Apple has been awarded a patent today (via AppleInsider) that describes an augmented reality (AR) system that can tag real-world items in a live video stream and display information about them in a HUD overlay. It sounds exactly like Pop-Up video in practice: turn your device to focus on Rick Astley, for instance, and get a pop-up picture of the singer belting out “Never Gonna Give You Up.”
The patent describes an AR system for iOS devices, which can be used in a variety of different ways. At its most basic, it works by labeling elements of an image in a live video feed, as when it names the parts of a circuit board being shot with the rear-facing camera on an iPad-like device in Apple’s patent. But it has more advanced features, too: Apple describes a user being able to edit the supplied data in case of inaccuracies or incorrect matches, and also includes various means for sharing the information between users and devices.

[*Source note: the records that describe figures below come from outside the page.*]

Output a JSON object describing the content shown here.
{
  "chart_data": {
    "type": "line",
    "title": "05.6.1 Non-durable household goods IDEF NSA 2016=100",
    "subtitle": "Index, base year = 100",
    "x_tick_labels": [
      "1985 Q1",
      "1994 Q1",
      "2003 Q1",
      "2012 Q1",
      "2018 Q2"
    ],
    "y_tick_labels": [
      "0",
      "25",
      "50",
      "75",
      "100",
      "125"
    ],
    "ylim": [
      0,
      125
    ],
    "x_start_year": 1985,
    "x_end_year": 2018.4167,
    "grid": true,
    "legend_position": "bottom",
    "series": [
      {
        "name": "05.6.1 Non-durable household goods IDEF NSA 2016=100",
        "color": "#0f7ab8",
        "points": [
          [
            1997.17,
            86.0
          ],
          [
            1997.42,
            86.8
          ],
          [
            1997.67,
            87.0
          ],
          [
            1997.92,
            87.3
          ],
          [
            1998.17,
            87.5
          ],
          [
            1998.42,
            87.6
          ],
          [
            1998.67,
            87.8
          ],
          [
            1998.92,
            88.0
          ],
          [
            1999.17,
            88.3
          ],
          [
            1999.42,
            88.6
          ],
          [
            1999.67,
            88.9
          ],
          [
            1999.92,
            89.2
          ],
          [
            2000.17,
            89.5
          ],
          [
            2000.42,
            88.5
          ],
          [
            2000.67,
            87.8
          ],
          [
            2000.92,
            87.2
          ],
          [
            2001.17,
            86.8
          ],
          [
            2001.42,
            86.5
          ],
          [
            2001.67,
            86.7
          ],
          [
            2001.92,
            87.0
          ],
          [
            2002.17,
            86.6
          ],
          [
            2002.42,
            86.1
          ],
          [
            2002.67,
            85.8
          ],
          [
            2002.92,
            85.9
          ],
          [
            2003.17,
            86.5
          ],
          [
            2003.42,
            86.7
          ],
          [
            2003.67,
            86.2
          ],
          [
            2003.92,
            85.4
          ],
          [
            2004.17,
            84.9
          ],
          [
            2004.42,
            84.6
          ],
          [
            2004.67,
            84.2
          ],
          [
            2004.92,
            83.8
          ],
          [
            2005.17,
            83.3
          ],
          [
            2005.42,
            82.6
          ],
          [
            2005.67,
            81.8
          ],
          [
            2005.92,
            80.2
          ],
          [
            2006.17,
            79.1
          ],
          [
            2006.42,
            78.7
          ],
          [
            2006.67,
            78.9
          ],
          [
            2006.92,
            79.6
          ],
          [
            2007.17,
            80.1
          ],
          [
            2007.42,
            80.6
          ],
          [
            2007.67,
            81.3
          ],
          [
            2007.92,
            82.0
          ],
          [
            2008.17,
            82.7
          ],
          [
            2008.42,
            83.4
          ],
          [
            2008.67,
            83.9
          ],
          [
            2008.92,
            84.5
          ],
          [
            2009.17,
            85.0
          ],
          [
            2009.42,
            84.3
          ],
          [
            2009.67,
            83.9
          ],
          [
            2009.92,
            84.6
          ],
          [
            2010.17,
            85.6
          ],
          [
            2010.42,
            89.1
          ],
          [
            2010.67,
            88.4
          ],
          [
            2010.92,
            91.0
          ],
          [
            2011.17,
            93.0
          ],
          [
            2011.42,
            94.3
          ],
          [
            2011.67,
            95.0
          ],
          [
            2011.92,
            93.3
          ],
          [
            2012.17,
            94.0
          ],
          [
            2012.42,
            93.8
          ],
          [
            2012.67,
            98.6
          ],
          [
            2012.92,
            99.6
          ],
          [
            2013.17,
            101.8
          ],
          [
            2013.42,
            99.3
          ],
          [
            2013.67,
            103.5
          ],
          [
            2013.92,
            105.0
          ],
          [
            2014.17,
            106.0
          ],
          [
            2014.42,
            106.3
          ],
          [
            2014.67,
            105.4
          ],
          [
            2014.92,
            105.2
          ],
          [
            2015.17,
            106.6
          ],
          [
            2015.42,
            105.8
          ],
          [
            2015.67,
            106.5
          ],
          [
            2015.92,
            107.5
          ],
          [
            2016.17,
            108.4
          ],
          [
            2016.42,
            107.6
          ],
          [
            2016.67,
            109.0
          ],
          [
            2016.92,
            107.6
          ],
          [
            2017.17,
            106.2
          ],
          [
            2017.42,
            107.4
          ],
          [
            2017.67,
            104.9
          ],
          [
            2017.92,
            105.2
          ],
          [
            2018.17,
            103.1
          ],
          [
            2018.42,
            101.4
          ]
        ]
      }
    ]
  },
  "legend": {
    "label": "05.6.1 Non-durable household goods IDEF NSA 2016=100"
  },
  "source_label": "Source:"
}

Apple’s system involves a collaboration aspect, as one user can annotate or edit the information being presented on their own view, and send it to a second user’s device. The iOS device employing the AR tech is also described as being able to show both the straight image itself, and the version with overlaid information at once in windows side-by-side, allowing both an unobstructed view and one with all the contextual information. In Apple’s provided example, a real-world view of San Francisco is paired with a computer-generated model of the same. The user can interact with the CG model to navigate through streets, and modify points of interest in case they’re traveling, something which sounds like it would add considerably to the current iOS Maps experience.
This type of dual-view could then be shared live with a second user, Apple says in the patent. So one user could build a virtual map and highlight important POIs, and then sync that with a second user’s device to help them navigate. It could also be used to collaborate in various professions, including doctors comparing x-rays or other medical imaging.
This AR system is mostly unique because of its sharing and collaboration features, but it also includes techniques that could easily be at home in a wearable AR display like Google Glass. But even as just a simple extension to Maps, it has value, and as an API built into iOS, the possibilities really start to take off. AR is getting more advanced, but we’ve seen players like Layar pivot away from similar products. Still, Apple would have different goals with such an invention, so it’s still possible this could make its way to shipping product.